Single by Johnny Kidd & the Pirates
- B-side: "Yes Sir, That's My Baby"
- Released: June 1960 (UK)
- Recorded: 13 May 1960 (9 June 1959 "Yes, Sir")
- Studio: Abbey Road (London)
- Genre: R&B, rock and roll
- Length: 2:15
- Label: His Master's Voice POP 753 (UK)
- Songwriter: Johnny Kidd
- Producer: Walter Ridley

Johnny Kidd & the Pirates singles chronology
| "You Got What It Takes" (1960) | "Shakin' All Over" (1960) | "Restless" (1960) |

= Shakin' All Over =

1960 song by Johnny Kidd & the Pirates

"Shakin' All Over" is a song originally performed by Johnny Kidd & the Pirates. It was written by leader Johnny Kidd, and his original recording reached No. 1 on the UK Singles Chart in August 1960. The song is sometimes credited to Frederick Albert Heath, which is Kidd's real name. Kidd's recording was not a hit outside Europe. In other parts of the world the song is better known by recordings from other artists.

A version by Chad Allan and the Expressions, later known as the Guess Who, was recorded in December 1964. It reached No. 1 in Canada in the spring of 1965, No. 22 in the US and No. 27 in Australia. Another famous recording by the Who was featured on their 1970 album Live at Leeds.

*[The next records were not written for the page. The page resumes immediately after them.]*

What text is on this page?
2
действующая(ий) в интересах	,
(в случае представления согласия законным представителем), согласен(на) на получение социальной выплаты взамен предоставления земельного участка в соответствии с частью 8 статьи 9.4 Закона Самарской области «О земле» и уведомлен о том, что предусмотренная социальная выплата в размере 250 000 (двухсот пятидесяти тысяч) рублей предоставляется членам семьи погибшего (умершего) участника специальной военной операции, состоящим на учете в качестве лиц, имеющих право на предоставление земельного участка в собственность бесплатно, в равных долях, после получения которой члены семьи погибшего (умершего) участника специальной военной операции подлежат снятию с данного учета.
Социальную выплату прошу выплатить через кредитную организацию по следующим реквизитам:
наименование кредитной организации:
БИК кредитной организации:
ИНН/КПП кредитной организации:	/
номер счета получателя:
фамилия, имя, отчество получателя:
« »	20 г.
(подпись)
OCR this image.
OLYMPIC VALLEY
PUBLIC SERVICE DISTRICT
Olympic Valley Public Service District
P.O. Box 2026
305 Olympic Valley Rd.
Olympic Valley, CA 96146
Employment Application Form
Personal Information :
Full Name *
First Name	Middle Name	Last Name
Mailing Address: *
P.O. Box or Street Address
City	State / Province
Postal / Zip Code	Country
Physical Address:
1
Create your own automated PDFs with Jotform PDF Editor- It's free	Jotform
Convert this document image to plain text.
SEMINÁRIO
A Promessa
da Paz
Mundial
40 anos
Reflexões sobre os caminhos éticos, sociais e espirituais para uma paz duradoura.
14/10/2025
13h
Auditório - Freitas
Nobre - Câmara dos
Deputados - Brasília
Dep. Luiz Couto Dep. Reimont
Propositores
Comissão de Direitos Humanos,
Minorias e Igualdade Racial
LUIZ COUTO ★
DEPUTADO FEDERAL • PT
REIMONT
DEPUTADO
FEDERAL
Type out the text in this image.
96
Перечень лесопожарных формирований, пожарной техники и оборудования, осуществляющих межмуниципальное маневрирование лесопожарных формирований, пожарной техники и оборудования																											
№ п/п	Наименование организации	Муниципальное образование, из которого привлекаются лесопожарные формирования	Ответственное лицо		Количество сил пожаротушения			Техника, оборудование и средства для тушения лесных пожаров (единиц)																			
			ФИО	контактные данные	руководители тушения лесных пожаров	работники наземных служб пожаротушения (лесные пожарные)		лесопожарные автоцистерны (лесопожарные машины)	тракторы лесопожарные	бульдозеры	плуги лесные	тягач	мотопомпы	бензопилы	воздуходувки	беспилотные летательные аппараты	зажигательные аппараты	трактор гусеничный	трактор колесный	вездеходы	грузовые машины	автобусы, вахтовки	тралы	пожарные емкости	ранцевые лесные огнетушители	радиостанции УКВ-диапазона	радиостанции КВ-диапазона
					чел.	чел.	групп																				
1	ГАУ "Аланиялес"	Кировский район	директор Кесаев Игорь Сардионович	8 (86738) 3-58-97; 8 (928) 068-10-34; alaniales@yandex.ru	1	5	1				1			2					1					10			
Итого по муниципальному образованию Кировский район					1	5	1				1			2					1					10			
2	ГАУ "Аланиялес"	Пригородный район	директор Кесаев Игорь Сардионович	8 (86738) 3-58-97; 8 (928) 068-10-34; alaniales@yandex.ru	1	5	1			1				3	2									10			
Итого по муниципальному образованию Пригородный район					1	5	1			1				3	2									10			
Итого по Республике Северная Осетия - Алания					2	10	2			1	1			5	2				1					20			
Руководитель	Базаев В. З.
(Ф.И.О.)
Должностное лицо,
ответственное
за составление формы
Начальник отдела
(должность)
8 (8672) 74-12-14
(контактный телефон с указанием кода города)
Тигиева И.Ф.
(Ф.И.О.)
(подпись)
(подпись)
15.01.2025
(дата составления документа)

Normie Rowe's 1965 version reached No. 1 in Australia as a double A-side with "Que Sera Sera".

==History==
===Johnny Kidd version===
The musicians who performed on the original recording were Johnny Kidd (vocals), Alan Caddy (rhythm guitar), Brian Gregg (bass), Clem Cattini (drums) and Joe Moretti (lead guitar). Kidd was quoted as saying: When I was going round with a bunch of lads and we happened to see a girl who was a real sizzler, we used to say that she gave us 'quivers down the membranes'. It was a standard saying with us referring to any attractive girl. I can honestly say that it was this more than anything that inspired me to write "Shakin' All Over".

===The Guess Who version===
The song gained more fame after it was recorded in Winnipeg in December 1964 by a group called Chad Allan and the Expressions. In the spring of 1965, the record became a No. 1 hit in Canada. The group's label Quality Records credited the artist as "Guess Who?" in an attempt to disguise their origin and hint that the group might be a British Invasion act. The actual name was revealed a few months later, but radio DJs continued to announce the artist as "Guess Who?". This prompted the group to change their name to the Guess Who. This version was also a No. 22 hit in the United States. In 1975, the Guess Who recorded a new song called "When the Band Was Singin' 'Shakin' All Over. Though it makes lyrical reference to the original, this is a distinctly different song.

===Normie Rowe version===
The Guess Who's version also became a No. 27 hit in Australia, but another version became a national No. 1 hit in late 1965 for Normie Rowe. Rowe's version (backed by "Que Sera Sera") was one of the biggest-selling singles of the decade in that country. Rowe had recorded his take on the song before the Guess Who, and based his release on a 1962 version by Johnny Chester.

===The Who version===

The song has been performed many times by the Who, starting in the 1960s (sometimes in a medley with "Spoonful"). The best known performances were at Woodstock in 1969 and on Live at Leeds in 1970. In Randy Bachman's autobiography, he says that when he met Who bass player John Entwistle, he was told that people constantly got the Who and the Guess Who mixed up. Tired of being yelled at for not playing the song, the Who started playing it just to keep the crowd happy. Bachman responded that the Guess Who had the same reasons for playing "My Generation". Entwistle, a fan of 1950s and 1960s rock and roll and rockabilly music, also performed the song with his solo band and incorporated a bass solo into the middle of the song, accompanied only by his drummer Steve Luongo.